Cronin developed the tour’s “Battle of the Bands” theme “with a wink.” Again, destiny played a part. Although REO and Styx never shared the stage, earlier incarnations squared off in Chicago high school competitions during the late ’60s. One night, at the Brother Rice High School Battle of the Bands, Cronin’s LDs lost out to TW4 (the pre-Shaw version of Styx) when that band’s girlfriends allegedly stuffed the ballot box.
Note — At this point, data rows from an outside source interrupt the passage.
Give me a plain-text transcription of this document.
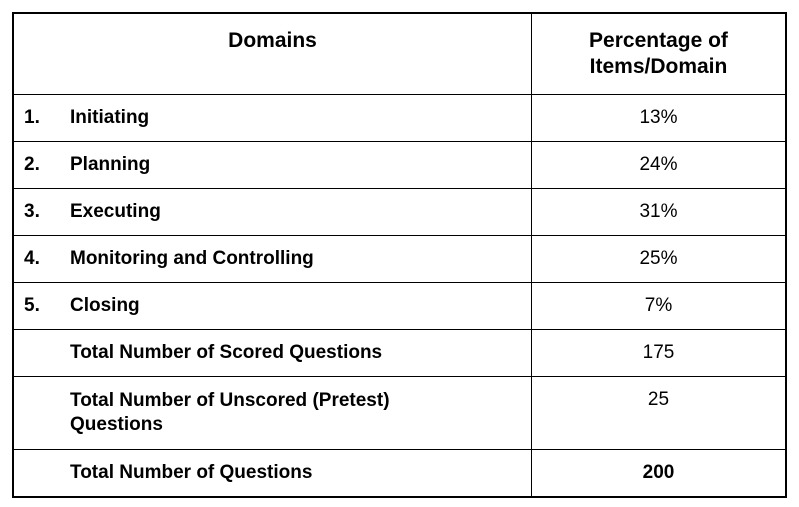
Domains	Percentage of Items/Domain

1. Initiating	13%

2. Planning	24%

3. Executing	31%

4. Monitoring and Controlling	25%

5. Closing	7%

Total Number of Scored Questions	175

Total Number of Unscored (Pretest) Questions	25

Total Number of Questions	200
Today, the competition is much friendlier. You’d think that this tour would’ve happened long ago, perhaps when REO’s Hi Infidelity (Epic Records, 1980) and Styx’ Paradise Theater (A&M, 1980) slugged it out for the top two positions on the Billboard Album Chart in the spring of ’81. But then, the potential chemical energy of Shaw, Cronin and their fellows would not have remained in perfect stasis. Once again, patient fate proves the wisest, and arena-rock fans eventually collect their just rewards.
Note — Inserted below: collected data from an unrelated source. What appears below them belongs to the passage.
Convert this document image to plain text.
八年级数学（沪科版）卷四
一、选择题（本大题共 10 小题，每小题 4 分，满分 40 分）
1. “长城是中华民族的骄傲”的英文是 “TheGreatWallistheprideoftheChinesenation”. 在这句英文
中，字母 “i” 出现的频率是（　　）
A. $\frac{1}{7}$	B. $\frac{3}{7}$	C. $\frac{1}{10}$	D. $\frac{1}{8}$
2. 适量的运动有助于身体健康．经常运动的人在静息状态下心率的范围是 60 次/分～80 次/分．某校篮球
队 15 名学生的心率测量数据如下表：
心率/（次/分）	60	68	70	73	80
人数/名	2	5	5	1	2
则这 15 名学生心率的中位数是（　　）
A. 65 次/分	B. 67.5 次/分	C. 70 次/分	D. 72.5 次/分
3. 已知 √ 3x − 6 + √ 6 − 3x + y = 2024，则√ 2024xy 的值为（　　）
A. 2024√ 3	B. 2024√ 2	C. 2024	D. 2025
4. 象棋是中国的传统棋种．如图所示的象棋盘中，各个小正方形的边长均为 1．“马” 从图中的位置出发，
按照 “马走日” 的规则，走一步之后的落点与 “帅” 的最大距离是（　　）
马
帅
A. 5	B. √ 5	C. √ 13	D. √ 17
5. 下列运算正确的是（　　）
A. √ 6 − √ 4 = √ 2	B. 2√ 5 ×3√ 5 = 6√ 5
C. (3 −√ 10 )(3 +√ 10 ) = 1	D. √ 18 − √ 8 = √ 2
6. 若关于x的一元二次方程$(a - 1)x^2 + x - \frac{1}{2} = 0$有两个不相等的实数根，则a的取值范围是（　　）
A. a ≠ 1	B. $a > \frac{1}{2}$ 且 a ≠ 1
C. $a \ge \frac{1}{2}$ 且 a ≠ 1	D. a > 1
The key to the tour’s sold-out shows — nostalgia factor notwithstanding — has been the way the bands strive to top each other’s performances (and their own) every night. The groups insist they’re having the time of their lives, and that’s why REO and Styx decided to record an unprecedented live CD together.
“We couldn’t possibly have foreseen how powerful this thing was going to be and just how much fun it was going to be,” Cronin gushes. “After the first couple weeks of the tour, we just had this feeling among the band and the crew and everyone that we could do anything.” New faces account for some of the difference. In addition to Cronin and keyboardist/founding member Neal Doughty, REO Speedwagon 2000 features bass guitarist Bruce Hall, former Ted Nugent lead guitarist Dave Amato and studio drummer Bryan Hitt. Styx now consists of Shaw, guitarist James “JY” Young, Glen Burtnik (who replaced Shaw for a few years in the mid-’80s) on bass, Lawrence Gowan on keyboards and vocals, and drummer Todd Sucherman (who joined the band a few years ago after the untimely death of original drummer John Panozzo). Most notably, Gowan, a Canadian star with three platinum and five gold albums, has replaced Dennis DeYoung.
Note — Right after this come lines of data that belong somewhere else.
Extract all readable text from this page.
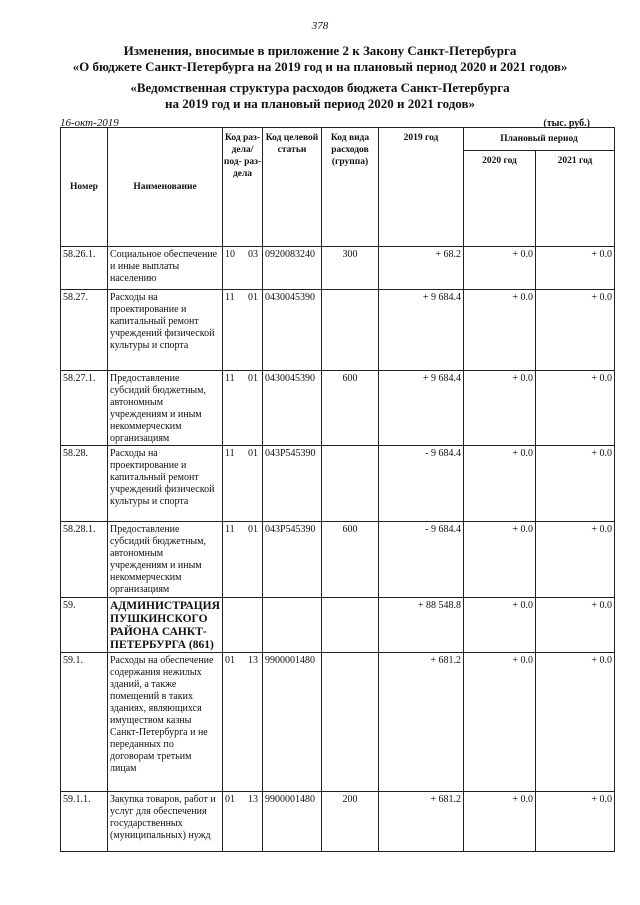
378
Изменения, вносимые в приложение 2 к Закону Санкт-Петербурга
«О бюджете Санкт-Петербурга на 2019 год и на плановый период 2020 и 2021 годов»
«Ведомственная структура расходов бюджета Санкт-Петербурга
на 2019 год и на плановый период 2020 и 2021 годов»
16-окт-2019	(тыс. руб.)
Номер	Наименование	Код раз- дела/ под- раз- дела	Код целевой статьи	Код вида расходов (группа)	2019 год	Плановый период	
						2020 год	2021 год
58.26.1.	Социальное обеспечение и иные выплаты населению	10 03	0920083240	300	+ 68.2	+ 0.0	+ 0.0
58.27.	Расходы на проектирование и капитальный ремонт учреждений физической культуры и спорта	11 01	0430045390		+ 9 684.4	+ 0.0	+ 0.0
58.27.1.	Предоставление субсидий бюджетным, автономным учреждениям и иным некоммерческим организациям	11 01	0430045390	600	+ 9 684.4	+ 0.0	+ 0.0
58.28.	Расходы на проектирование и капитальный ремонт учреждений физической культуры и спорта	11 01	043Р545390		- 9 684.4	+ 0.0	+ 0.0
58.28.1.	Предоставление субсидий бюджетным, автономным учреждениям и иным некоммерческим организациям	11 01	043Р545390	600	- 9 684.4	+ 0.0	+ 0.0
59.	АДМИНИСТРАЦИЯ ПУШКИНСКОГО РАЙОНА САНКТ-ПЕТЕРБУРГА (861)				+ 88 548.8	+ 0.0	+ 0.0
59.1.	Расходы на обеспечение содержания нежилых зданий, а также помещений в таких зданиях, являющихся имуществом казны Санкт-Петербурга и не переданных по договорам третьим лицам	01 13	9900001480		+ 681.2	+ 0.0	+ 0.0
59.1.1.	Закупка товаров, работ и услуг для обеспечения государственных (муниципальных) нужд	01 13	9900001480	200	+ 681.2	+ 0.0	+ 0.0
“And when the idea of putting together a CD in the middle of the tour came up, it was like, ‘Wait a minute, we can’t do that, that’s impossible. No one has ever made a CD with two bands in the same CD before, much less tried to do it in the middle of the tour,’ ” says Cronin. “And it was just, like, ‘Too bad, we’re going to do it anyway.'”
So it seems, at this point, that both tour and CD — Arch Allies: Live at Riverport (CMC International Records, 2000) — were always meant to be. The CD’s song titles alone bring the ’80s rushing back with a vengeance: “Fooling Yourself,” “Too Much Time on My Hands,” “I Can’t Fight this Feeling,” “Keep on Loving You.” These songs were stirring (oh, just admit it) when they were big hits. Even now, as guilty pleasures, the new disc’s versions have a triumphant feel that both bands’ earlier cuts lack. Call it closure. Or, as Styx and REO portend (both are contemplating new albums), perhaps fate isn’t finished with them yet.